L'idée d'étanchéiser complètement le théâtre antique ayant été, pour de sordides histoires de conservation patrimoniale, abandonnée, le dévoué personnel sudiste (pléonasme) avait déployé une stratégie alambiquée inspirée du moustachu tacticien ibère Vicente del Bosque González. Elle tenait en plusieurs points, tous trouvant conclusion contre le pare-brise automobile installé sur la batterie de la formation. Le premier était un son dément.
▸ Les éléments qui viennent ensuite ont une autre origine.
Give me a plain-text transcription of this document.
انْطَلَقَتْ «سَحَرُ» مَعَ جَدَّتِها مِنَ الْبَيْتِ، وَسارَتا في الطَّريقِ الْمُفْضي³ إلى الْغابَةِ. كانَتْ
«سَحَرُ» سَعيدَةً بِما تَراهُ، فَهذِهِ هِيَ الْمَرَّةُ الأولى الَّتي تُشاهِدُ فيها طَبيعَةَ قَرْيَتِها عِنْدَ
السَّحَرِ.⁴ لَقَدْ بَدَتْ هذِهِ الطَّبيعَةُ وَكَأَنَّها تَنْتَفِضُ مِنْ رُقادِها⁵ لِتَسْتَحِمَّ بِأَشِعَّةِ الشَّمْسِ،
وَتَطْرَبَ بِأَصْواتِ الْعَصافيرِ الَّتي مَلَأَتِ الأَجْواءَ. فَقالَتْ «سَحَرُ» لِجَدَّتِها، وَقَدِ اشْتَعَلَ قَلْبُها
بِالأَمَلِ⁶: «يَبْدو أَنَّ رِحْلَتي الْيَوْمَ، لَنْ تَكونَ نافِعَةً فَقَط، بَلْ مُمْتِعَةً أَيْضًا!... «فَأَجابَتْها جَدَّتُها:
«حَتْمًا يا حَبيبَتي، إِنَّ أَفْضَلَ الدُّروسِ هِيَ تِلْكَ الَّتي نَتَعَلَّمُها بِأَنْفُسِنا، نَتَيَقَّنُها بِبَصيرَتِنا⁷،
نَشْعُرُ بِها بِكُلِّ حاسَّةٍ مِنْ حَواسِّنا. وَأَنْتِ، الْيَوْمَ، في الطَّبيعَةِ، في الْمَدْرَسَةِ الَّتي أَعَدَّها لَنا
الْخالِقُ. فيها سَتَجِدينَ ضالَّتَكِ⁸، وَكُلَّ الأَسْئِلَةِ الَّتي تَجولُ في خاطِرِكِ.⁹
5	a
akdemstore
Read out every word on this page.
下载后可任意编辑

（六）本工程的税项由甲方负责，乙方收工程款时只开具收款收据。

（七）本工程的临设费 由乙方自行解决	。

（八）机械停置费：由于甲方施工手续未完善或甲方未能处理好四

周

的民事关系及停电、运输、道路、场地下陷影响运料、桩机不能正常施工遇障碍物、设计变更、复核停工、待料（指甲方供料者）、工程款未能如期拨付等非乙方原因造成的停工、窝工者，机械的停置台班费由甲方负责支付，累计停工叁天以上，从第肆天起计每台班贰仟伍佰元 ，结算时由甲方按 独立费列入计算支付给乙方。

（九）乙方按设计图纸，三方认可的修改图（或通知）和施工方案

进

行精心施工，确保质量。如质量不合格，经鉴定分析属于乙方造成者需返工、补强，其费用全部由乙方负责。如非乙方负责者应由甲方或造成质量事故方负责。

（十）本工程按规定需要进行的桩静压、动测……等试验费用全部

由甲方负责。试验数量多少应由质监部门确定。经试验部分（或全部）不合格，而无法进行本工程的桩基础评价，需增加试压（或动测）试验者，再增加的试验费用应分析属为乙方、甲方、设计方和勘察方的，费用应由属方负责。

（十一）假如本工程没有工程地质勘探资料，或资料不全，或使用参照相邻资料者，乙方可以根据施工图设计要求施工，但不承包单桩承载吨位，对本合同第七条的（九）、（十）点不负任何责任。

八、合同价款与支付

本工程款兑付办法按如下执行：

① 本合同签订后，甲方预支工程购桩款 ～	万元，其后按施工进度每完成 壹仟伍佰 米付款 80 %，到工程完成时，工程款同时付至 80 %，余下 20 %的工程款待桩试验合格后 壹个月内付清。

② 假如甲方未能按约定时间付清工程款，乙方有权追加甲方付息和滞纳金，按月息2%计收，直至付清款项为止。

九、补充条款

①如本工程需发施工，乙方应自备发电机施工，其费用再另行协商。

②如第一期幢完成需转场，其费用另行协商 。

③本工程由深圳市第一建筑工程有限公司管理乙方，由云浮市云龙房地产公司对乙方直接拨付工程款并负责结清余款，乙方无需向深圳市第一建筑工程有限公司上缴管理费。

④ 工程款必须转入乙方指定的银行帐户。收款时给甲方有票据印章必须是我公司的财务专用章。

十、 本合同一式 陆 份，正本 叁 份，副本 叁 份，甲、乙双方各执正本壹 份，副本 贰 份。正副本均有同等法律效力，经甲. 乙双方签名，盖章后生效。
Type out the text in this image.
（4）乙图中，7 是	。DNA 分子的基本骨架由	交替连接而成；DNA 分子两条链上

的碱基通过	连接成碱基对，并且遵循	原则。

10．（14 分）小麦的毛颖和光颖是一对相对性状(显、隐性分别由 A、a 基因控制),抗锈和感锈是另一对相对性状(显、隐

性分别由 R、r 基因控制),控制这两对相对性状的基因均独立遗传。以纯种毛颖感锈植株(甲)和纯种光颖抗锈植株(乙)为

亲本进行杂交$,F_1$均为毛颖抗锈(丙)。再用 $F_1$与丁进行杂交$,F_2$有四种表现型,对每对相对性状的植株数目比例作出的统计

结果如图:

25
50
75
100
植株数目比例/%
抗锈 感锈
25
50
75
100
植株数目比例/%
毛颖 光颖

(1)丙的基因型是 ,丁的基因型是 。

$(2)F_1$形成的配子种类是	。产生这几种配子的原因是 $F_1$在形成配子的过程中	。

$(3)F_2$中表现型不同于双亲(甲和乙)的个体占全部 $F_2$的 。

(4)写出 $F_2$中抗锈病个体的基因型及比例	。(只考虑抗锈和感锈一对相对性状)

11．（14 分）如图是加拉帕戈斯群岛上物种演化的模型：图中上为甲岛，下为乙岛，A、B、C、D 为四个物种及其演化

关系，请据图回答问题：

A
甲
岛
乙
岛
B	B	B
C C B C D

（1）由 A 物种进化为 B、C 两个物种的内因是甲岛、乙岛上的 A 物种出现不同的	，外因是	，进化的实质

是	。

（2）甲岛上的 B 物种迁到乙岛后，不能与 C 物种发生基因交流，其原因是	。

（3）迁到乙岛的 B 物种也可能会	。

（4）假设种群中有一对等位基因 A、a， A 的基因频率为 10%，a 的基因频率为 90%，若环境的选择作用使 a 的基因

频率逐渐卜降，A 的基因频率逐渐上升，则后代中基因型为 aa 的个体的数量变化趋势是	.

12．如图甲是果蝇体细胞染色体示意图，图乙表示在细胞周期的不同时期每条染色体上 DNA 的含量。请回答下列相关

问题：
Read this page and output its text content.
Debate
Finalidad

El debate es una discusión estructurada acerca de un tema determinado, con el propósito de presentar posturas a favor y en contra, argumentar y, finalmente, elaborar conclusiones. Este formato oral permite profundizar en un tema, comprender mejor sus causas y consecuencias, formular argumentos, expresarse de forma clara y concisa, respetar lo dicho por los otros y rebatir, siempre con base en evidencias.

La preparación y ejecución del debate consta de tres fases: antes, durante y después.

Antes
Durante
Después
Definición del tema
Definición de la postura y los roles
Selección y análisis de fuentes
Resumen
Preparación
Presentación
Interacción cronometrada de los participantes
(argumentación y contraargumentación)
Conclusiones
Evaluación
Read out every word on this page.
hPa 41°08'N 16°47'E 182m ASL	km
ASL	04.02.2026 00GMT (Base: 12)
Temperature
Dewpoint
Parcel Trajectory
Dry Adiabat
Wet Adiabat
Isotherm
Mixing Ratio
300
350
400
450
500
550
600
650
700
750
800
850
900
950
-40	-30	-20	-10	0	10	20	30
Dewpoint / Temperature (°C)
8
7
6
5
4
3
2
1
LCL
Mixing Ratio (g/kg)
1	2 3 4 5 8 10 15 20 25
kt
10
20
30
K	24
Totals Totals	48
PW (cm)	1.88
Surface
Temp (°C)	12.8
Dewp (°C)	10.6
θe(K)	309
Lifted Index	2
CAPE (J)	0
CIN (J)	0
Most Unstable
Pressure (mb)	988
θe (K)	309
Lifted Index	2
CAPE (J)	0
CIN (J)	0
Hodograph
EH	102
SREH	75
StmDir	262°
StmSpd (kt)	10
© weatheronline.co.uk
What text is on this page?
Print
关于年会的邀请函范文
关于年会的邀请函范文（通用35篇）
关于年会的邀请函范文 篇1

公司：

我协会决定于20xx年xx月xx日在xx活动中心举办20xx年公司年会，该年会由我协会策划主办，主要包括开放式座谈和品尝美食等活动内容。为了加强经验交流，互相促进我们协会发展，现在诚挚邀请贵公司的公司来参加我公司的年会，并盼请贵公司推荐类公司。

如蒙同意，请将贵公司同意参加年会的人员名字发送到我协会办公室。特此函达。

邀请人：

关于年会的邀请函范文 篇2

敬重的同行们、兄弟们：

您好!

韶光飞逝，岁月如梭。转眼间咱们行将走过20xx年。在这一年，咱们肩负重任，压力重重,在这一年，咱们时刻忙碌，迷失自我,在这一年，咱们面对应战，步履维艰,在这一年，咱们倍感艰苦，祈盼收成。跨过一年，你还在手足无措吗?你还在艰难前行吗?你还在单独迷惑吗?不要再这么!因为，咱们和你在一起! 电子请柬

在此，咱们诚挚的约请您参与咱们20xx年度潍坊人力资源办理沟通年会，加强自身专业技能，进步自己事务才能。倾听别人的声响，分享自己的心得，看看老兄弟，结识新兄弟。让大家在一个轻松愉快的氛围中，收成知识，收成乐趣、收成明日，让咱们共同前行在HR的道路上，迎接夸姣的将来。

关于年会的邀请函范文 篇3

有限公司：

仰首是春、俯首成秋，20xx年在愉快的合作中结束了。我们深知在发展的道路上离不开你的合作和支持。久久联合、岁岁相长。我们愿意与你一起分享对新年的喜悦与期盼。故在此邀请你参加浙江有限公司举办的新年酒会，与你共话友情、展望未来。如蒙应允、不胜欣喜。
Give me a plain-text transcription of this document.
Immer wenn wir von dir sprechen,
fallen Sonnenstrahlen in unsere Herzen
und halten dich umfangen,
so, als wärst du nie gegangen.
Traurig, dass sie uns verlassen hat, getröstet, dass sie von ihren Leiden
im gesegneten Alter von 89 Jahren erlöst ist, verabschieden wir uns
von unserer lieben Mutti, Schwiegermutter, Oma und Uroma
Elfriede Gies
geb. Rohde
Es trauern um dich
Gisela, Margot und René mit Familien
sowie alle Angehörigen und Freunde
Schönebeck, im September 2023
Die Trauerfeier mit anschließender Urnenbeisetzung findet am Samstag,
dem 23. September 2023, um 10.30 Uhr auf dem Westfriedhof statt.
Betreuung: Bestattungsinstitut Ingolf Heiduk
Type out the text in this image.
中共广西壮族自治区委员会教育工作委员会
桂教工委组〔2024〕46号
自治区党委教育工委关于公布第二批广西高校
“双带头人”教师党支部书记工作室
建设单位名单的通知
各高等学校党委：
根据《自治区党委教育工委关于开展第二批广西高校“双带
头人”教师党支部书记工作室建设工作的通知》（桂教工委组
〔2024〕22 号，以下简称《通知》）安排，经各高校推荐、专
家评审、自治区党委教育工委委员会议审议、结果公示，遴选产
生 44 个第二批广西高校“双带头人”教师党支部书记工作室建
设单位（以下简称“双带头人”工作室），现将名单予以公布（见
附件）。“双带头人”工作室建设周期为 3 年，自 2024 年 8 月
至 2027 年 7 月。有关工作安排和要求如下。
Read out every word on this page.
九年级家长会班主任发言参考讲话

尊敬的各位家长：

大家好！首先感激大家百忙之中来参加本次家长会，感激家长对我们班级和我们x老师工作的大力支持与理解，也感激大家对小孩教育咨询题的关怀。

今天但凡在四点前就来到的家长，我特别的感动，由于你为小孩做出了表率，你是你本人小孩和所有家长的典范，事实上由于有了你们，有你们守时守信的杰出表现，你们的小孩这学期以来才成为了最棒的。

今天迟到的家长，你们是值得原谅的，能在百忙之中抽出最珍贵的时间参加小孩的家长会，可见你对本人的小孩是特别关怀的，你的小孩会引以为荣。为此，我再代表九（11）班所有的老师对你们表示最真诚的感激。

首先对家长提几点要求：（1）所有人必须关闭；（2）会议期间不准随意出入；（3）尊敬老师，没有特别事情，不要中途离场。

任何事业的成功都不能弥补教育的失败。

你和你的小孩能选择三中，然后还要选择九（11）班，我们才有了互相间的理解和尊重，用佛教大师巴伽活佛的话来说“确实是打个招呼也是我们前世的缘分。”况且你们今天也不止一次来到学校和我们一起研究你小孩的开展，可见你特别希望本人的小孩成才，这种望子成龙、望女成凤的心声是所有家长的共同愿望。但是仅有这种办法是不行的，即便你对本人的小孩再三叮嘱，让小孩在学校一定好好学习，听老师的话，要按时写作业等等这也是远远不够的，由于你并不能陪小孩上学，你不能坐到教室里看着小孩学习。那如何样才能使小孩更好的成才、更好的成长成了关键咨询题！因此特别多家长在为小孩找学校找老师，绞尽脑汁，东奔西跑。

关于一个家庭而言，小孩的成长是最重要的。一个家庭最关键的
A même d'éradiquer en plein vol les téméraires osant s'approcher de la scène, il catapultait les plus résistants contre cette paroi transparente, derrière laquelle une brute à lunettes (Butch Vig) martelait les rares survivants. Le second résidait dans la coiffure de la rousse Shirley Manson. La chanteuse avait truffé son mignon chignon de spirales citronnelle, à l'image des draps froissés qui pendouillaient derrière la scène. Là encore, les moustiques, coincés, n'avaient d'autres choix que d'aller se fracasser sur le dur pare-brise du producteur de qui vous savez. Pour achever le piège, les guitaristes, aux aspects vestimentaires des plus contrastés, étaient munis de faux claviers qui s'avéraient de vrais diffuseurs de produits chimiques. Enfin, un bassiste, placé au fond dans la pénombre et démuni de toute protection incarnait la proie idéale, bouc émissaire sonore à même d'offrir son sang pour préserver celui de nos héros.

C'est ainsi que Garbage, stars des années 90, a pu enchaîner les hits (Stupid moustic, I think I'm a insect, Ony when it bites...), lesquels laissaient entendre l'improbable croisement entre Rammstein et Katy Perry. Un concert (presque) piquant.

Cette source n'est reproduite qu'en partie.